Пластинка закончилась. Иона Овсеич вытер ладонями слезы, в комнате воцарилась тишина, как будто вдруг, в самом разгаре, оборвался праздник, мучительно хотелось повторить все сначала, чтобы вернулась молодость, тридцатые годы, когда начали строить коммунизм, и никто не думал про войну с Гитлером, которая отодвинет коммунизм на пятнадцать, а может быть, и на все двадцать лет. Иона Овсеич громко застонал: больно подумать, сколько миллионов людей, не говоря уже о погибших, ушло и, вероятно, еще уйдет за эти годы, так и не увидев своими глазами.
В одиннадцать часов позвонили с фабрики, проголосовало свыше девяносто девяти процентов всех избирателей, вышли на второе место в районе. Иона Овсеич сказал, что можно отпустить еще несколько агитаторов, в первую очередь, семейных, а остальных надо разослать по адресам, пусть дежурят у ворот, у дверей, в парадных, где угодно, но до двенадцати должны обеспечить стопроцентную явку.
От резких движений, когда говорил по телефону, в боку начало снова колоть, хотелось засунуть палец между ребрами, чтобы точно определить место, пока шарил и ощупывал себя, прибежала Орлова, вся запыхалась, раскраснелась, и на ходу закричала: сто! Больной поднял голову, взял со стула часы, секундная стрелочка быстро делала круг за кругом, как будто кто-то подгонял и подстегивал, положил на место, от сильной боли над переносицей собрались складки, и сказал осипшим голосом:
— В этом году на один час двадцать минут раньше, чем в прошлом.
Через полчаса приехала скорая помощь, Бирюк и Хомицкий помогли снести больного, сзади шли Клава Ивановна с Орловой, Иона Овсеич смотрел вверх — потолок, лестница, кусочек неба, — все плыло и качалось, тело сделалось непривычно легким, вроде не стало опоры, вроде земля, которая всю жизнь притягивала, вдруг отпустила, и повис где-то в пространстве.
Старуха Малая хотела сесть в карету, врач сказал, нельзя, захлопнул дверцу, и поехали. Улицу Карла Маркса, на углу Ярославского, перекопали, клали новый асфальт, пришлось объезжать по Бебеля и Ленина, казалось, везут в другой город, так долго добирались. Мимо проносились черные ветки деревьев, черные провода, их было поразительно много, февральское небо проглядывало отдельными клочками, где-то внизу звонили трамваи, гудели автомашины и внезапно врывался истошный голос тачечника: «Поберегись!»
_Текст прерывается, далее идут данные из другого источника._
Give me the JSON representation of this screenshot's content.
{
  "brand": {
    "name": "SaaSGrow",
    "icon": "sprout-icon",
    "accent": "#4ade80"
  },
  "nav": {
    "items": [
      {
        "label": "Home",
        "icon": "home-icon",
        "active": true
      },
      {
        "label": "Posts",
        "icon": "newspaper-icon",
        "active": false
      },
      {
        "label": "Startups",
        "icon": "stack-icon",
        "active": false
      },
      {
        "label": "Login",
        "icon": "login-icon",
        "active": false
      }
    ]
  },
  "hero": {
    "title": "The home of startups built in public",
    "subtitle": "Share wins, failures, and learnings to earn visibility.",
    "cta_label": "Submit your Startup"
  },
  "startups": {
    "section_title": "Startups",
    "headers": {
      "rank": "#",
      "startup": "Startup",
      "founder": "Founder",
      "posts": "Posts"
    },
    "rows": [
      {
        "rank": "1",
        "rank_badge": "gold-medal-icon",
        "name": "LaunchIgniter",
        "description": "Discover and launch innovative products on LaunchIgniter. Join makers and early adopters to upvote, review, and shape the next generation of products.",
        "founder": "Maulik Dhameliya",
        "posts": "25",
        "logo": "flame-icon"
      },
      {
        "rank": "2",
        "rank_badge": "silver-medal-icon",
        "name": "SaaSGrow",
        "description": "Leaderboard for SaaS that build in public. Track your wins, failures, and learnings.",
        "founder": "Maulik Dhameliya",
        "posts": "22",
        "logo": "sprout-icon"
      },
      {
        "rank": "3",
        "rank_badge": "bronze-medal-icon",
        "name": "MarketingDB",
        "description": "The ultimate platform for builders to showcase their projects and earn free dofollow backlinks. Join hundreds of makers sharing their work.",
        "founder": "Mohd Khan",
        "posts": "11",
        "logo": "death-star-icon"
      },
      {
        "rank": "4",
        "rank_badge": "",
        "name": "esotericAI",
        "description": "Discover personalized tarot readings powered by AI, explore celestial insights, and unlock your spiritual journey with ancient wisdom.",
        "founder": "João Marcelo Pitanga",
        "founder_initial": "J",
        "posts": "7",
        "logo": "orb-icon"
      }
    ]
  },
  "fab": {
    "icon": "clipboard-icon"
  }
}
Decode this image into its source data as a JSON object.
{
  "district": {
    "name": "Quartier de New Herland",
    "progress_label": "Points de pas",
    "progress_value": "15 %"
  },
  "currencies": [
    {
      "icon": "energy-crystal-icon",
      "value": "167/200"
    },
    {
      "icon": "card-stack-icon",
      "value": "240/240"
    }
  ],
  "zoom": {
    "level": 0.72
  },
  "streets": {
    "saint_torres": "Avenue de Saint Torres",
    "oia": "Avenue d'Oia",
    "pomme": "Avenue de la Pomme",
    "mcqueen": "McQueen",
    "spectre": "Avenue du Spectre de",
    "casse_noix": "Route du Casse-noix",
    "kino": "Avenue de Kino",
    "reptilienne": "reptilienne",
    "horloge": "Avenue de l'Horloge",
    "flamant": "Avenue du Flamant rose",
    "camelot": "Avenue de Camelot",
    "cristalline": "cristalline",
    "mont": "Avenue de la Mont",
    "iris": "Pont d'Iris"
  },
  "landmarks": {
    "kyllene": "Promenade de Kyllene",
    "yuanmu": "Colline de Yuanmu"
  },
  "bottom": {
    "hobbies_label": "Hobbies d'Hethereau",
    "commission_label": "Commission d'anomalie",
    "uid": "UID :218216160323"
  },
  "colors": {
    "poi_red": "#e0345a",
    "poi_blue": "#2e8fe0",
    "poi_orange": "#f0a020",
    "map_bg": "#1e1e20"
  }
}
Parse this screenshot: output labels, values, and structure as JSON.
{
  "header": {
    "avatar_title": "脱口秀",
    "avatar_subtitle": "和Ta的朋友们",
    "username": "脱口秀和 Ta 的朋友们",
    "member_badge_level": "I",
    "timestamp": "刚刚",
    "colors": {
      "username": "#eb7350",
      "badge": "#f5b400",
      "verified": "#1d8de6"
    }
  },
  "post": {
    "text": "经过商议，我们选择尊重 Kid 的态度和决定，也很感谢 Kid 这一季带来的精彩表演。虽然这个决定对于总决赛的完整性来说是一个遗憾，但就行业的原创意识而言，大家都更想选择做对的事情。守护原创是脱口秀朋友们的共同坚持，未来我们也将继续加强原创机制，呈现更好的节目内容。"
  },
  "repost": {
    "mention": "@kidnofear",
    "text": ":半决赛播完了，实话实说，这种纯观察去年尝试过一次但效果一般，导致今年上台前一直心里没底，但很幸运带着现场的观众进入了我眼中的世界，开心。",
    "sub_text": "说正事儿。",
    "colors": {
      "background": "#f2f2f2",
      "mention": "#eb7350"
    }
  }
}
В больнице Сталинского района был сегодня ургентный день, приняли без особых разговоров, но чувствовалось, что недовольны, койки приходилось ставить уже в коридоре, а впереди был долгий зимний вечер и целая ночь. Дежурный врач взял направление, записал больного в книгу приемов, велел сестре поставить ему градусник, а сам пошел в отделение. Еще не начинались сумерки, но было явственное ощущение, что на дворе поздний вечер, темно, а здесь, в приемном покое, уютно горела желтая лампочка, от кафельной печки по-домашнему веяло теплом, казалось, вот-вот зайдет мама, родная мамочка, и скажет: это не настоящее, это только сон, проснись, мой мальчик.